On Kissing, And Pray Tell

It was dark. It was damp. It was intensely uncomfortable. That’s what I remember about my first kiss. Then 13, with a head full of soapy Hollywood fantasies of the wonderful, all-important experience, I was beside myself with girlish joy that a cute boy of 14 would find me attractive enough to want to kiss me. With butterflies (and cocoons and caterpillars) gushing in my digestive system and a ball of spiky teenage lust, we went at it like we were going to devour the other’s face. The vivid image of his bony face and tongue slobbering on mine lurks in the “embarrassing” section of my mind and is triggered to my frontal lobe every time I kiss someone. Since then, every subsequent kissing session has been a conscious effort and attempt at trying to erase and replace that unfortunate first memory with better, more worthy experiences.

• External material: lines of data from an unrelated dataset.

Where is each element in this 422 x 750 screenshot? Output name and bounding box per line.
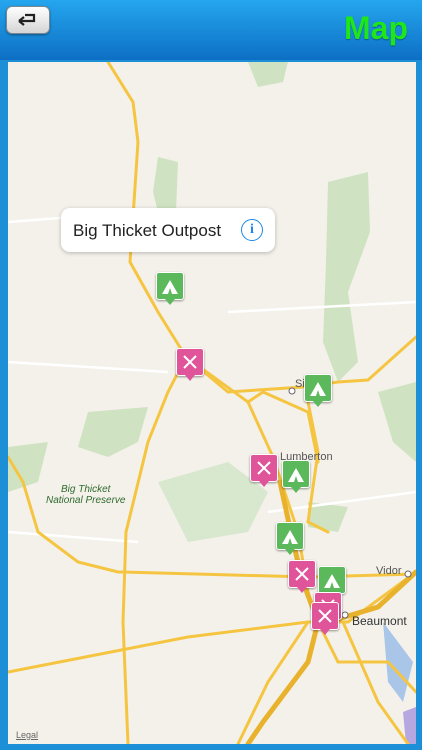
fork-knife-icon <box>318 609 332 623</box>
pin-callout[interactable]: Big Thicket Outpost i <box>61 208 275 252</box>
legal-link[interactable]: Legal <box>16 730 38 740</box>
tent-icon <box>162 280 178 294</box>
info-icon[interactable]: i <box>241 219 263 241</box>
camp-pin[interactable] <box>304 374 332 407</box>
restaurant-pin[interactable] <box>288 560 316 593</box>
park-name-line1: Big Thicket <box>61 484 111 495</box>
restaurant-pin[interactable] <box>311 602 339 635</box>
camp-pin[interactable] <box>318 566 346 599</box>
callout-title: Big Thicket Outpost <box>73 221 222 240</box>
fork-knife-icon <box>257 461 271 475</box>
back-button[interactable] <box>6 6 50 34</box>
tent-icon <box>310 382 326 396</box>
camp-pin[interactable] <box>276 522 304 555</box>
top-bar: Map <box>0 0 422 60</box>
camp-pin[interactable] <box>282 460 310 493</box>
restaurant-pin[interactable] <box>176 348 204 381</box>
park-name-line2: National Preserve <box>46 495 126 506</box>
page-title: Map <box>344 10 408 46</box>
fork-knife-icon <box>295 567 309 581</box>
camp-pin[interactable] <box>156 272 184 305</box>
map-view[interactable]: Big Thicket National Preserve Si Lumbert… <box>8 62 416 744</box>
tent-icon <box>288 468 304 482</box>
tent-icon <box>282 530 298 544</box>
restaurant-pin[interactable] <box>250 454 278 487</box>
place-beaumont: Beaumont <box>352 614 407 628</box>
map-base <box>8 62 416 744</box>
fork-knife-icon <box>183 355 197 369</box>
back-arrow-icon <box>18 13 36 26</box>
park-label: Big Thicket National Preserve <box>46 484 125 506</box>
tent-icon <box>324 574 340 588</box>
place-vidor: Vidor <box>376 565 402 577</box>
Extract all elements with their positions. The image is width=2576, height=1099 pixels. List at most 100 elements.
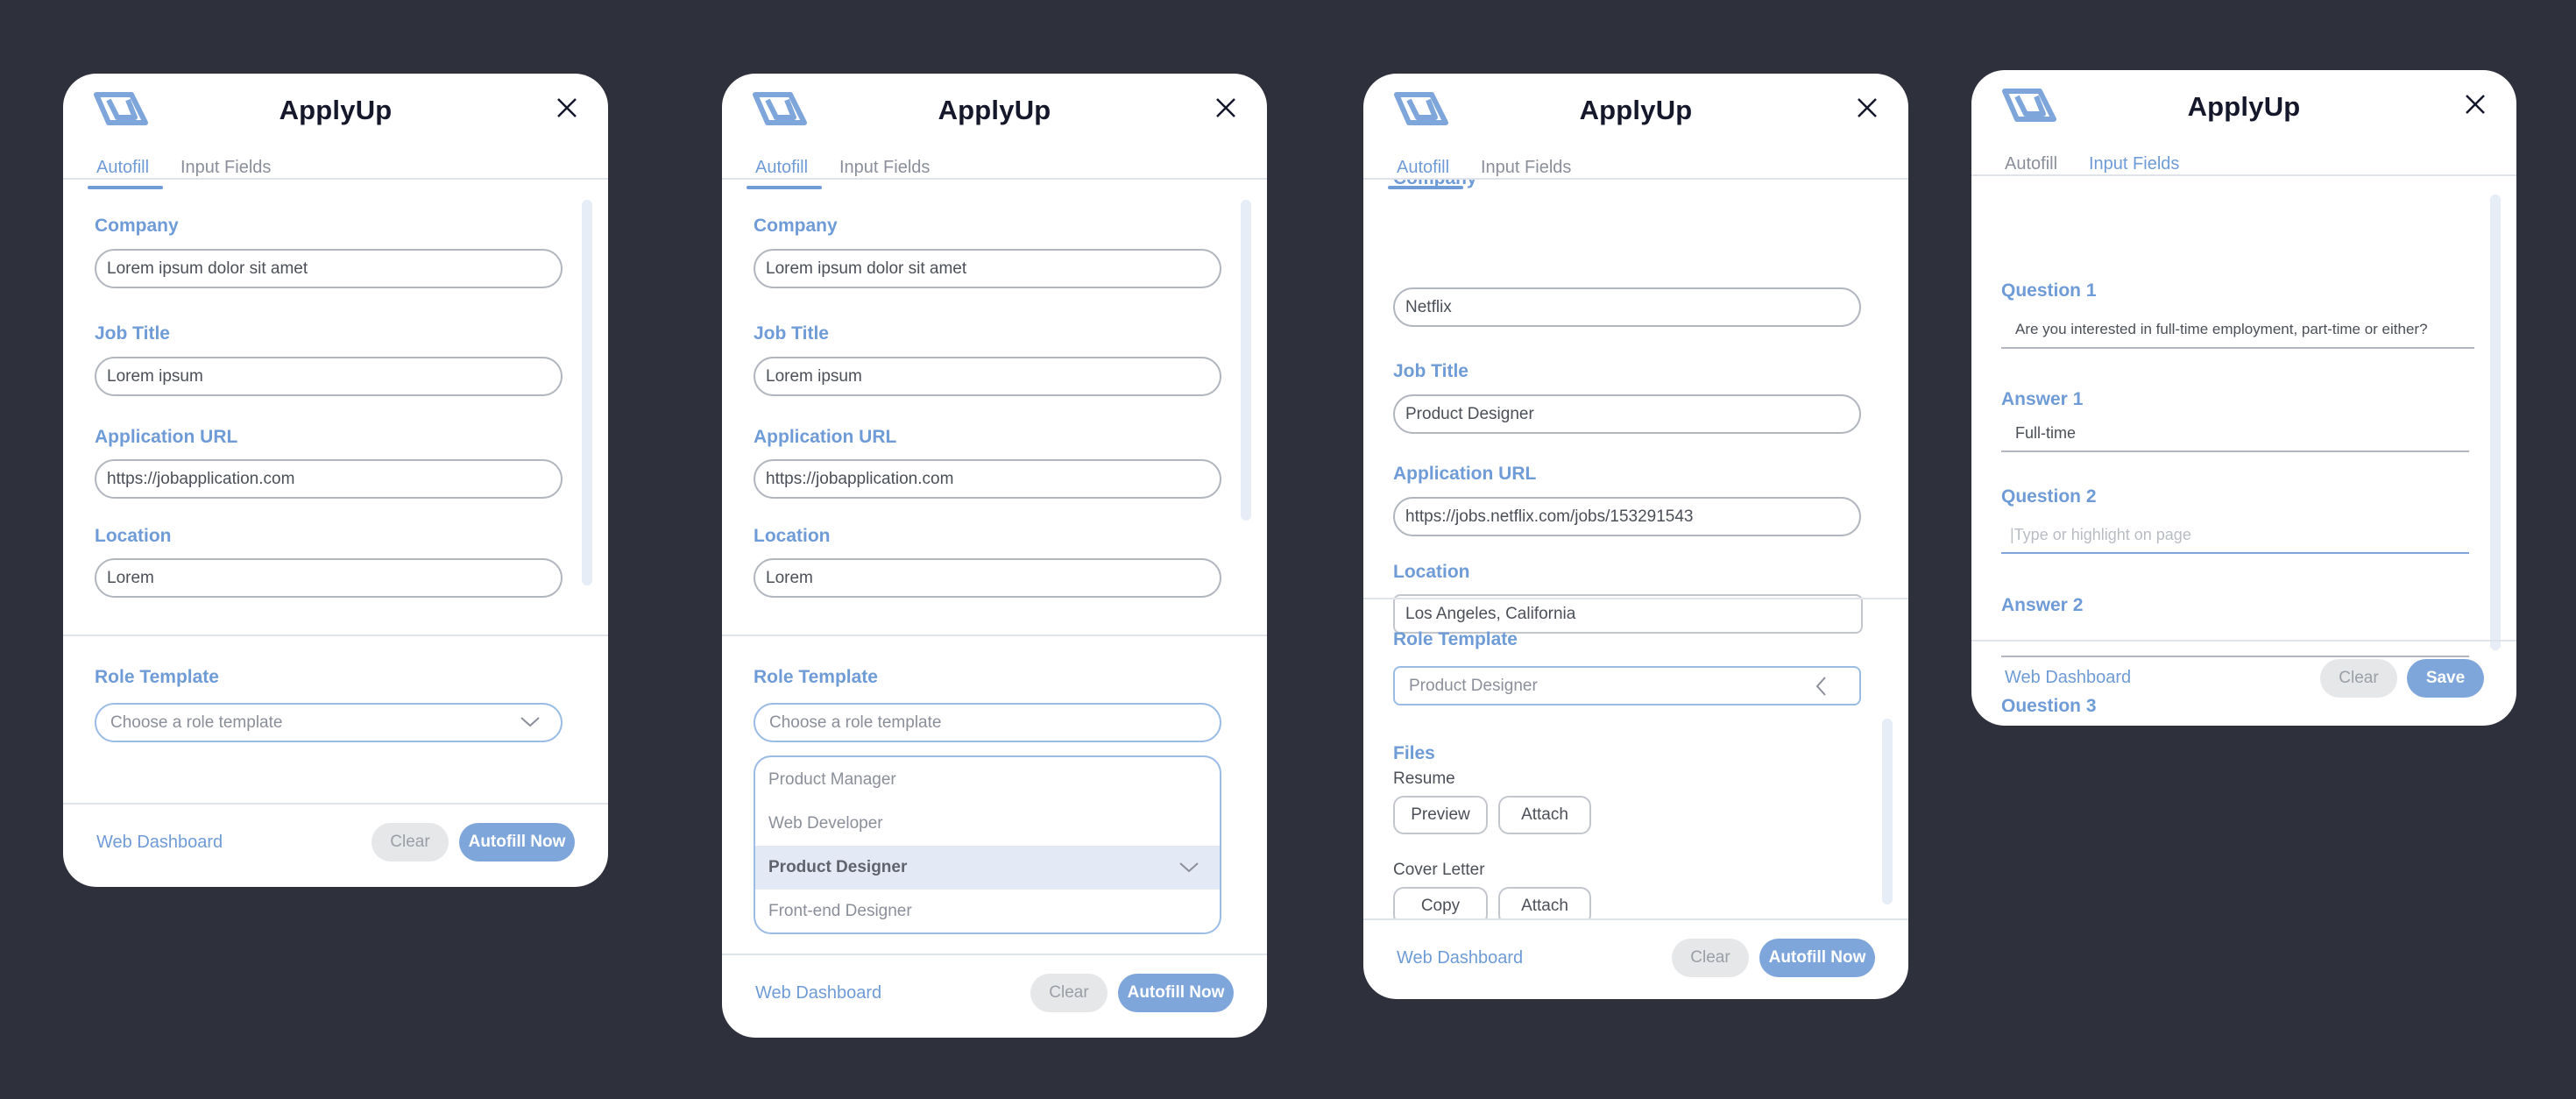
application-url-input[interactable]: https://jobapplication.com (95, 459, 563, 499)
job-title-label: Job Title (1393, 361, 1468, 381)
tab-input-fields[interactable]: Input Fields (180, 158, 271, 178)
role-template-label: Role Template (1393, 629, 1518, 649)
footer-divider (722, 954, 1267, 955)
chevron-left-icon (1815, 677, 1826, 696)
save-button[interactable]: Save (2407, 659, 2484, 698)
role-template-select[interactable]: Product Designer (1393, 666, 1861, 705)
divider (63, 635, 608, 636)
dropdown-option-selected[interactable]: Product Designer (755, 846, 1220, 890)
scrollbar[interactable] (1241, 200, 1251, 521)
close-icon[interactable] (556, 96, 578, 119)
resume-attach-button[interactable]: Attach (1498, 796, 1591, 834)
tab-autofill[interactable]: Autofill (96, 158, 149, 178)
tab-input-fields[interactable]: Input Fields (1481, 158, 1571, 178)
dropdown-option[interactable]: Web Developer (755, 802, 1220, 846)
cover-letter-copy-button[interactable]: Copy (1393, 887, 1488, 918)
answer-2-label: Answer 2 (2001, 595, 2084, 615)
divider (722, 635, 1267, 636)
company-input[interactable]: Netflix (1393, 287, 1861, 327)
scrollbar[interactable] (2490, 195, 2501, 650)
job-title-label: Job Title (754, 323, 829, 344)
clear-button[interactable]: Clear (372, 823, 449, 861)
panel-header: ApplyUp (1363, 74, 1908, 145)
location-input[interactable]: Lorem (754, 558, 1221, 598)
tab-autofill[interactable]: Autofill (2005, 154, 2057, 174)
footer-divider (1363, 918, 1908, 920)
location-label: Location (754, 526, 831, 546)
close-icon[interactable] (1214, 96, 1237, 119)
answer-2-input[interactable] (2001, 629, 2469, 657)
tab-input-fields[interactable]: Input Fields (2089, 154, 2179, 174)
job-title-label: Job Title (95, 323, 170, 344)
clear-button[interactable]: Clear (1030, 974, 1108, 1012)
question-1-input[interactable]: Are you interested in full-time employme… (2001, 321, 2474, 349)
clear-button[interactable]: Clear (1672, 939, 1749, 977)
question-2-label: Question 2 (2001, 486, 2097, 507)
active-tab-indicator (1388, 186, 1463, 189)
role-template-label: Role Template (754, 667, 878, 687)
app-title: ApplyUp (2187, 91, 2301, 122)
files-label: Files (1393, 743, 1435, 763)
extension-panel-input-fields: ApplyUp Autofill Input Fields Question 1… (1971, 70, 2516, 726)
resume-preview-button[interactable]: Preview (1393, 796, 1488, 834)
dropdown-option[interactable]: Front-end Designer (755, 890, 1220, 932)
role-template-dropdown-list: Product Manager Web Developer Product De… (754, 755, 1221, 934)
application-url-label: Application URL (1393, 464, 1537, 484)
footer-divider (63, 803, 608, 805)
extension-panel-autofill: ApplyUp Autofill Input Fields Company Lo… (63, 74, 608, 887)
company-label: Company (95, 216, 179, 236)
web-dashboard-link[interactable]: Web Dashboard (1397, 948, 1523, 968)
app-title: ApplyUp (938, 95, 1051, 125)
tab-autofill[interactable]: Autofill (755, 158, 808, 178)
close-icon[interactable] (2464, 93, 2487, 116)
autofill-now-button[interactable]: Autofill Now (459, 823, 575, 861)
company-input[interactable]: Lorem ipsum dolor sit amet (95, 249, 563, 288)
chevron-down-icon (1179, 862, 1199, 873)
cover-letter-attach-button[interactable]: Attach (1498, 887, 1591, 918)
location-label: Location (95, 526, 172, 546)
job-title-input[interactable]: Product Designer (1393, 394, 1861, 434)
panel-header: ApplyUp (63, 74, 608, 145)
answer-1-input[interactable]: Full-time (2001, 424, 2469, 452)
role-template-select[interactable]: Choose a role template (754, 703, 1221, 742)
clear-button[interactable]: Clear (2320, 659, 2397, 698)
scrollbar[interactable] (1882, 719, 1893, 904)
company-input[interactable]: Lorem ipsum dolor sit amet (754, 249, 1221, 288)
extension-panel-autofill-dropdown: ApplyUp Autofill Input Fields Company Lo… (722, 74, 1267, 1038)
application-url-label: Application URL (754, 427, 897, 447)
job-title-input[interactable]: Lorem ipsum (95, 357, 563, 396)
app-title: ApplyUp (1579, 95, 1693, 125)
web-dashboard-link[interactable]: Web Dashboard (96, 833, 223, 853)
scroll-area-top: Company Netflix Job Title Product Design… (1363, 179, 1908, 670)
cover-letter-buttons-clip: Copy Attach (1363, 883, 1908, 918)
autofill-now-button[interactable]: Autofill Now (1118, 974, 1234, 1012)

During a discussion in my Lit class last semester, the resident funny girl-class clown – me – started to talk about censorship on TV and made everyone laugh with cognizance at how you often see Malaysian TV censoring the parts where couples were about to snog each other. So, one minute, you see them getting into foreplay, all hot and steamy and before you know it, *snip*, and they are done with it – often out of the shower and on to the next scene. In the days when there was no cable, I would often go like, “What the fuck? As if we don’t know they are kissing. Doesn’t snipping it make it more obvious?” I mean, what’s going to happen if we see them kissing? Will we feel an unnatural impulse to want to grab someone on the street to stick our tongues down their throats? Wow, what a threat to national security that there would be people who might want to snog each other. Ring up the snog police, won’t you?